Double precision array, dimension (N). On entry, Z contains the updating vector (the last row of the first sub-eigenvector matrix and the first row of the second sub-eigenvector matrix). On exit, the contents of Z have been destroyed by the updating process.

out

dlambda

Double precision array, dimension (N). A copy of the first K eigenvalues which will be used by DLAED3 to form the secular equation.

out

W

Double precision array, dimension (N). The first K values of the final deflation-altered z-vector which will be passed to DLAED3.

out

Q2

Double precision array, dimension (N1**2+(N-N1)**2).

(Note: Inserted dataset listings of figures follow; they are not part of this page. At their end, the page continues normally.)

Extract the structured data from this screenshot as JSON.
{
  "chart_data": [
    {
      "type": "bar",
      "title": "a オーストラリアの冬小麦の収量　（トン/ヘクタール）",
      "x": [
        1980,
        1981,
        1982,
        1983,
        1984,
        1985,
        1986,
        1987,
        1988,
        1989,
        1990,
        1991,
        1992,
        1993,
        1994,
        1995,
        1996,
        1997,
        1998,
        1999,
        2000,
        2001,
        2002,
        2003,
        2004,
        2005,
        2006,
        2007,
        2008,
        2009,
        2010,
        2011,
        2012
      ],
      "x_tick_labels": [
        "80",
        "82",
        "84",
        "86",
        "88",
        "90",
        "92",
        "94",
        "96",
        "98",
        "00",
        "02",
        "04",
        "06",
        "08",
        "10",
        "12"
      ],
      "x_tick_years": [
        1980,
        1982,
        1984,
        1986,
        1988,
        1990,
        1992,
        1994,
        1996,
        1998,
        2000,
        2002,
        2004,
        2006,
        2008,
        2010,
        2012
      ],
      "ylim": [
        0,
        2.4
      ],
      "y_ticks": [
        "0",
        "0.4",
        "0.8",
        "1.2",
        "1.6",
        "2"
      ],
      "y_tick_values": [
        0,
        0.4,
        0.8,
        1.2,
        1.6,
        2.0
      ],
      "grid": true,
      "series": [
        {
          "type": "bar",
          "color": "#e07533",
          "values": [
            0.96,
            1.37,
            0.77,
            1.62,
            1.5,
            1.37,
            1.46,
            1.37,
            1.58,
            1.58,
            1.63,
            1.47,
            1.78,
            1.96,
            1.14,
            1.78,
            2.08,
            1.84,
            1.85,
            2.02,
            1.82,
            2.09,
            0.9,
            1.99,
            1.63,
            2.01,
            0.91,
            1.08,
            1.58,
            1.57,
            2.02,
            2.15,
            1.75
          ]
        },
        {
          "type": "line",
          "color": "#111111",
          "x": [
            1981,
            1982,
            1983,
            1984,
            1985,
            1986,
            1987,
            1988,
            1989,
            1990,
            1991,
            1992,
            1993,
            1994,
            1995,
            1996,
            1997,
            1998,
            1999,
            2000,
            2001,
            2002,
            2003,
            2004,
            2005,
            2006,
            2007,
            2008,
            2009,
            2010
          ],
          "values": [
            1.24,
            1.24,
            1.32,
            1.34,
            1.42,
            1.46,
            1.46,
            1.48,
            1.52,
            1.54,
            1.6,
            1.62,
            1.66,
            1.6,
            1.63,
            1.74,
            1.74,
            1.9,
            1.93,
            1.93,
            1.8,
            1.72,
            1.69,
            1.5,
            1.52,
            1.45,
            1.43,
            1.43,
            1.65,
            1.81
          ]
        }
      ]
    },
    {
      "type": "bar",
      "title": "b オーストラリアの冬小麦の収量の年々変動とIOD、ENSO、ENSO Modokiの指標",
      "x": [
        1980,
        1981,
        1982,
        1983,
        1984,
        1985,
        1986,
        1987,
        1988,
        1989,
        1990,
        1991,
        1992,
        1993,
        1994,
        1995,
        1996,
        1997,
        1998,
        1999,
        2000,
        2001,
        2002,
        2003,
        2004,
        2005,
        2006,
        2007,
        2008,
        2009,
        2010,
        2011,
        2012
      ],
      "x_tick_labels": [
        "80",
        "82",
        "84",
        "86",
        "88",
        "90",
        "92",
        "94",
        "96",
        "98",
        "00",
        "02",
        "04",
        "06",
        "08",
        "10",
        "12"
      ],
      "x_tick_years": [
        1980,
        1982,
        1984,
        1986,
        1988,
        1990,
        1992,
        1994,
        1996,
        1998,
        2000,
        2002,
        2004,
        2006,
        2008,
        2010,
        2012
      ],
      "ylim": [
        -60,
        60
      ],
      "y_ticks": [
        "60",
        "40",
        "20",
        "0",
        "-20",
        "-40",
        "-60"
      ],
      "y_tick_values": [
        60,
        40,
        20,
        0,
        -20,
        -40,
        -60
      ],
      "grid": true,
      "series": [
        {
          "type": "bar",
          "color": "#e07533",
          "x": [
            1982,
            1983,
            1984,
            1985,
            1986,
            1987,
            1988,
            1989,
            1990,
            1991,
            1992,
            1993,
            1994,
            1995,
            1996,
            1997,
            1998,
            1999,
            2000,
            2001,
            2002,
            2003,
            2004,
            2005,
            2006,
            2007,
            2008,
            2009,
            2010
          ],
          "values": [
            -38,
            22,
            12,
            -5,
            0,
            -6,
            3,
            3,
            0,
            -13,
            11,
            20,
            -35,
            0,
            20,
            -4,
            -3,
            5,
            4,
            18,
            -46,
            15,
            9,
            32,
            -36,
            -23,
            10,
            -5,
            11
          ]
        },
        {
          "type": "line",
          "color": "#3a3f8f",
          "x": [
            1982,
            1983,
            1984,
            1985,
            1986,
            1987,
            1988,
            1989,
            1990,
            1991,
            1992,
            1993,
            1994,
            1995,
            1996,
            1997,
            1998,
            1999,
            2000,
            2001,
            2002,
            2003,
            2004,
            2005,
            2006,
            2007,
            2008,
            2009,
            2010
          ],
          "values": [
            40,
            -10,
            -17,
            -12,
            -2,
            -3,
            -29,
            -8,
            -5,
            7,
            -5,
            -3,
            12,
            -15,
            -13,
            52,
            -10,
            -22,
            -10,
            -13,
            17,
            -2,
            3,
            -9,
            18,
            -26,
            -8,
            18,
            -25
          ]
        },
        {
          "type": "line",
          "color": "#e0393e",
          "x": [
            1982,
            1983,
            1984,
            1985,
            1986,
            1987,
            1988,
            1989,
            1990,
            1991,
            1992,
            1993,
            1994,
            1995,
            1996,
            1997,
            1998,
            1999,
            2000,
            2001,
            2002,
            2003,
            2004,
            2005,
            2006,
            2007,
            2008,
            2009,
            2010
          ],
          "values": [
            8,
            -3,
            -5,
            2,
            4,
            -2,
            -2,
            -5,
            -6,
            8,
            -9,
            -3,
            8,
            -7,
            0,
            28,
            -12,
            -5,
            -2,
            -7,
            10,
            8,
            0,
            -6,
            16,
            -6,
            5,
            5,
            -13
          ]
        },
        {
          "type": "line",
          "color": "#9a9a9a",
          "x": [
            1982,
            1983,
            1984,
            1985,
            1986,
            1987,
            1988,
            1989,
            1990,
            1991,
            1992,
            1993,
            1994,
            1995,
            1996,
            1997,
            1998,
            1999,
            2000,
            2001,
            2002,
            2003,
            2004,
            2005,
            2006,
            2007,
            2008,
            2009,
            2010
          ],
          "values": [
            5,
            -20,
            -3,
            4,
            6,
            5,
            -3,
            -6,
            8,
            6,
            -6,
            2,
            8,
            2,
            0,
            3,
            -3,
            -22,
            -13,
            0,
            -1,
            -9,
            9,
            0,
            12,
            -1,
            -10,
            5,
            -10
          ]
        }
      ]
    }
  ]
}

A copy of the first K eigenvectors which will be used by DLAED3 in a matrix multiply (DGEMM) to solve for the new eigenvectors.

out

indx

Integer array, dimension (N). The permutation used to sort the contents of DLAMBDA into ascending order.

out

indxc

Integer array, dimension (N). The permutation used to arrange the columns of the deflated Q matrix into three groups: the first group contains non-zero elements only at and above N1, the second contains non-zero elements only below N1, and the third is dense.

out

indxp

Integer array, dimension (N). The permutation used to place deflated values of D at the end of the array. INDXP(0:K-1) points to the nondeflated D-values and INDXP(K:N-1) points to the deflated eigenvalues.

out

coltyp

Integer array, dimension (N). During execution, a label which will indicate which of the following types a column in the Q2 matrix is: 1: non-zero in the upper half only; 2: dense; 3: non-zero in the lower half only; 4: deflated. On exit, COLTYP(i) is the number of columns of type i, for i=0 to 3 only.

out

info

• = 0: successful exit.

• < 0: if info = -i, the i-th argument had an illegal value.